HGM - distributed maildirs

ben / tech / hgm

What?

HGM allows you (me?) to synchronise maildir collections, using git. I use it to synchronise mailboxes on a home machine and my laptop, allowing me to read/write/delete/move email on either machine. I plan to add a third host Real Soon.

Who?

Ben Clifford

Where?

Source code is stored in git. There is a web interface.

Stability

I use it on my main mailbox, with some nasty shell wrappers that I will not release to the world. You probably shouldn't use.

How?

git is used to store maildirs and to ship the messages between git repositories (which may live on different hosts / storage devices), in much the same way that it is used on source trees.

hgm is a porcelain around git adding maildir-specific handling - a maildir-aware merge strategy and (in the shell script wrappers at the moment) code to keep the checked-out maildirs in sync with the git index without having to add/remove messages manually.

limitations

folder depth

race

nasty shell script wrapper

Other people

Other people have had this idea before. Read the thread.

And here are some scripts that have a similar objective


move-merge / maildir-merge for git

A merge optimised for maildir-like scenarios, where files are often moved, new ones added, old ones deleted, but the contents are rarely/never changed.

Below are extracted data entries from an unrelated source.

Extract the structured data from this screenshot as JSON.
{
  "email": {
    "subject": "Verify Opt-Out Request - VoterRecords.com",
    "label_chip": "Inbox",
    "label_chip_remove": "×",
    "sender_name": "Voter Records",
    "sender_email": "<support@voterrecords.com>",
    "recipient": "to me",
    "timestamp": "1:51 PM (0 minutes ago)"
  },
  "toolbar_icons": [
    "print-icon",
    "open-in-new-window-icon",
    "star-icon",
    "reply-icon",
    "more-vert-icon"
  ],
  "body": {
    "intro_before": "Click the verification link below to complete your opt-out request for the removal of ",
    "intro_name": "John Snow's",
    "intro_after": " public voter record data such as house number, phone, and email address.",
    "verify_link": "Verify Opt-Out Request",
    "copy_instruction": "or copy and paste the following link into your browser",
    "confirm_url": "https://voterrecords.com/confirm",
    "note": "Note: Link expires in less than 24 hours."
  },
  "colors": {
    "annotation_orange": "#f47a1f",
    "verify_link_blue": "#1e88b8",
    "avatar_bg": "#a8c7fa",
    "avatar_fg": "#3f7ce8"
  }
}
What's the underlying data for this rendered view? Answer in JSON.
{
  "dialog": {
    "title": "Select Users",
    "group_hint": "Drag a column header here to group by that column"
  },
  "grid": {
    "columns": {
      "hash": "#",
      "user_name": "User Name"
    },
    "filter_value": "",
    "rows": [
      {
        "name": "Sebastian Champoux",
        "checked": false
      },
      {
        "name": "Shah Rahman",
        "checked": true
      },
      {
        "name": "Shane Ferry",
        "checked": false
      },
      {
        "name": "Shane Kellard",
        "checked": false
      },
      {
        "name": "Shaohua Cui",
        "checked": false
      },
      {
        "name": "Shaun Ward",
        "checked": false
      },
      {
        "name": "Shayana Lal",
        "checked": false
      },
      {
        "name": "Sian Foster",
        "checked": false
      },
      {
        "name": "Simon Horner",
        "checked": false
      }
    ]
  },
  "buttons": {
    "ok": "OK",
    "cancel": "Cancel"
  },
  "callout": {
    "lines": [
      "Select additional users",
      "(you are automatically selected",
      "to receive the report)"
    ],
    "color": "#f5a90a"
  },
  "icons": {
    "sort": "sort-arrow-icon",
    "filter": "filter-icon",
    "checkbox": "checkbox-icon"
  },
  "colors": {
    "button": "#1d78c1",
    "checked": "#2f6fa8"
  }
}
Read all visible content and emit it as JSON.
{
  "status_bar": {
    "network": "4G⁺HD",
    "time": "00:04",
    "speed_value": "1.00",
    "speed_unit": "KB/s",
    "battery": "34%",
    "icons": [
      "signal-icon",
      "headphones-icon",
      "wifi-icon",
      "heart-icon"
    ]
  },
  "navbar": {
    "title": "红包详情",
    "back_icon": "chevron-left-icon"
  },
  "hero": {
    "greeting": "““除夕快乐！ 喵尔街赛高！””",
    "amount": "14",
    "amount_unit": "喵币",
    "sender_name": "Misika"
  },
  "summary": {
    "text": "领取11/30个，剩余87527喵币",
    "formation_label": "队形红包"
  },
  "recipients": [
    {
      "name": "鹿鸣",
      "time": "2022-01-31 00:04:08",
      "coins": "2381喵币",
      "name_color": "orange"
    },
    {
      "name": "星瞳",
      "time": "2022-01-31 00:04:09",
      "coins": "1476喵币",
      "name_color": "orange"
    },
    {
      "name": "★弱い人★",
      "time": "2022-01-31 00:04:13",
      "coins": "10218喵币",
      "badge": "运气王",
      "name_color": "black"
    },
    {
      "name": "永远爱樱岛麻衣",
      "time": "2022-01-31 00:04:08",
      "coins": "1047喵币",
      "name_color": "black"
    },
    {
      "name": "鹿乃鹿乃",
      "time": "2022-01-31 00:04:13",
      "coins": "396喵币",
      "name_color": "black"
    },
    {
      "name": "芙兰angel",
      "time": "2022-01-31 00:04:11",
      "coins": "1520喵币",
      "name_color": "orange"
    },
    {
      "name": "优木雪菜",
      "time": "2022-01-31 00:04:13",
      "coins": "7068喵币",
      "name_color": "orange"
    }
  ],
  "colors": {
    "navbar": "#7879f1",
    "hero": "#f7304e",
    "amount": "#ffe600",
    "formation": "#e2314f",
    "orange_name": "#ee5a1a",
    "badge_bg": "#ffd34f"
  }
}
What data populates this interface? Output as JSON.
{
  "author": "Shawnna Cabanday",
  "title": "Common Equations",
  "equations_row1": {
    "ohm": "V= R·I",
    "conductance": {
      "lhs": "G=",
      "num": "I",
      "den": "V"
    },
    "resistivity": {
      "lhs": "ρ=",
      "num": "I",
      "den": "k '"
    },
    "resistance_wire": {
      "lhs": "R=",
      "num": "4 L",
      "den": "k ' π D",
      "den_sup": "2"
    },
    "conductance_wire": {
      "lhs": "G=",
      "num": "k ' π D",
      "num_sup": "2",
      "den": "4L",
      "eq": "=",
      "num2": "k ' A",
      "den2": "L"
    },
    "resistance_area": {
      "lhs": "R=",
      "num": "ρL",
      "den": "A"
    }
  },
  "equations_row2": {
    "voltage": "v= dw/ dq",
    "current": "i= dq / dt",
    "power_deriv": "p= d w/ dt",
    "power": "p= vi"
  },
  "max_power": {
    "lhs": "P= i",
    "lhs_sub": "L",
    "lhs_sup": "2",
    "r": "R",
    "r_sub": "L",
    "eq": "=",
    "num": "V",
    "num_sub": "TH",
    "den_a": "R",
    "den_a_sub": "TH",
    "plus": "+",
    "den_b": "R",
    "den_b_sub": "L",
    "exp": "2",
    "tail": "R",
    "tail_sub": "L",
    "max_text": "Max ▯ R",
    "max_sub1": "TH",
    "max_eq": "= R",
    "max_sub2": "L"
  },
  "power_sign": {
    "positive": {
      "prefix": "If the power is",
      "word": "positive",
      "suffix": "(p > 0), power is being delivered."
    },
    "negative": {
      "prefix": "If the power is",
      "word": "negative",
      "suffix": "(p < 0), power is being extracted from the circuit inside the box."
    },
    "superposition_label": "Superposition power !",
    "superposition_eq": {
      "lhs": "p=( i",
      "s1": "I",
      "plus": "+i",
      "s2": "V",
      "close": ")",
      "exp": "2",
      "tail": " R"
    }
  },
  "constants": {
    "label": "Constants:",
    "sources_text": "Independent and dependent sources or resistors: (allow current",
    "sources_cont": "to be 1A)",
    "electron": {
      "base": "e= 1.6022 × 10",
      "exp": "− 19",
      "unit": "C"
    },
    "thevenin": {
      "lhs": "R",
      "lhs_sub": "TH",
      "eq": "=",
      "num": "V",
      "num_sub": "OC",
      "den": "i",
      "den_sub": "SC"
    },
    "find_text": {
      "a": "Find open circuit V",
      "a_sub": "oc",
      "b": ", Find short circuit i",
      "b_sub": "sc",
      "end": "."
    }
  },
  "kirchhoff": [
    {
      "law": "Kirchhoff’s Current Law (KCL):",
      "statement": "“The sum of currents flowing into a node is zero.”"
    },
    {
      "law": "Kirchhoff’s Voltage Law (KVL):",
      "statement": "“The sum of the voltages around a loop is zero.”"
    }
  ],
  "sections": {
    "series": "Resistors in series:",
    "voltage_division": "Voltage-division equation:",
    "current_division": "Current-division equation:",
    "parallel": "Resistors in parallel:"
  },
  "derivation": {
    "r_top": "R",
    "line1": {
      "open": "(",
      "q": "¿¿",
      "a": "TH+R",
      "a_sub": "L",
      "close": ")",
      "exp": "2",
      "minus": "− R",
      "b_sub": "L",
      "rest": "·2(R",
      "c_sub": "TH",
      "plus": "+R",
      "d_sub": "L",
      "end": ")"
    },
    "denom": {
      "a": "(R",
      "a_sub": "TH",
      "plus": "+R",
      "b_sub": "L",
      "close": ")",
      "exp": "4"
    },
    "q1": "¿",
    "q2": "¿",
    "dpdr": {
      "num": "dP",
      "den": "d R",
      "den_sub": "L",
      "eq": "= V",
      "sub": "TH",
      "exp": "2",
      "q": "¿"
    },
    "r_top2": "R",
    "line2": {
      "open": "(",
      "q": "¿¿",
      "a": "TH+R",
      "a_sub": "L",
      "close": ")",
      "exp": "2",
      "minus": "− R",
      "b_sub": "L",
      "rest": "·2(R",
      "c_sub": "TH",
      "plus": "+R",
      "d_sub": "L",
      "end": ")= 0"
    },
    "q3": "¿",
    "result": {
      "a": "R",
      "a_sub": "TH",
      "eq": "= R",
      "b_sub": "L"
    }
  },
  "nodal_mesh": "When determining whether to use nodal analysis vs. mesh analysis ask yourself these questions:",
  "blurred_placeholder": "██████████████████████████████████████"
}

This kind of move should be able to work pretty much just in the index - we should never be generating new content with this merge method. Diffs instead of being content-based should be the other way round -- for each content-hash, see what has happened to the filename of that content hash (i.e has it moved, been deleted, been added) and merge those changes to give the merged result.

The kind of conflicts that will arise are, I think, firstly when a given piece of content has been renamed to multiple names, and secondly when two different pieces of content want to use the same name. In the former case, maildir-merge can add special case resolving to deal with some of the cases (eg. combining flags etc to generate a new name (which might be a name that does not exist in either of the source trees)); its probably OK for now to bail out if we can't deal with any of the other cases easily, and insist that there be a manual fixup of the branches to be merged to make them mergeable with this method.

maildir-merge should be implemented on top of move-merge, with the added value being a set of conflict-resolvers that are aware of maildir-style filepaths.

This is how I'm using maildirs at the moment. The purpose is to get a decent distributed mailbox, that can be modified 'simultaneously' in different locations without network connection (specifically, I have a laptop and an always-net-connected server; usually mail is delivered to the always-net-connected server, but I read mail on a combination of the laptop and the always-net-connected server, depending on my situation). I'd like this to be able to scale up to allow ~10 machines to participate in the pool (for example, one or more work PCs, a home PC, potentially multiple delivery servers). No one particular host should be the master; this means that any host can die and everything else can carry one with little or no reconfiguration.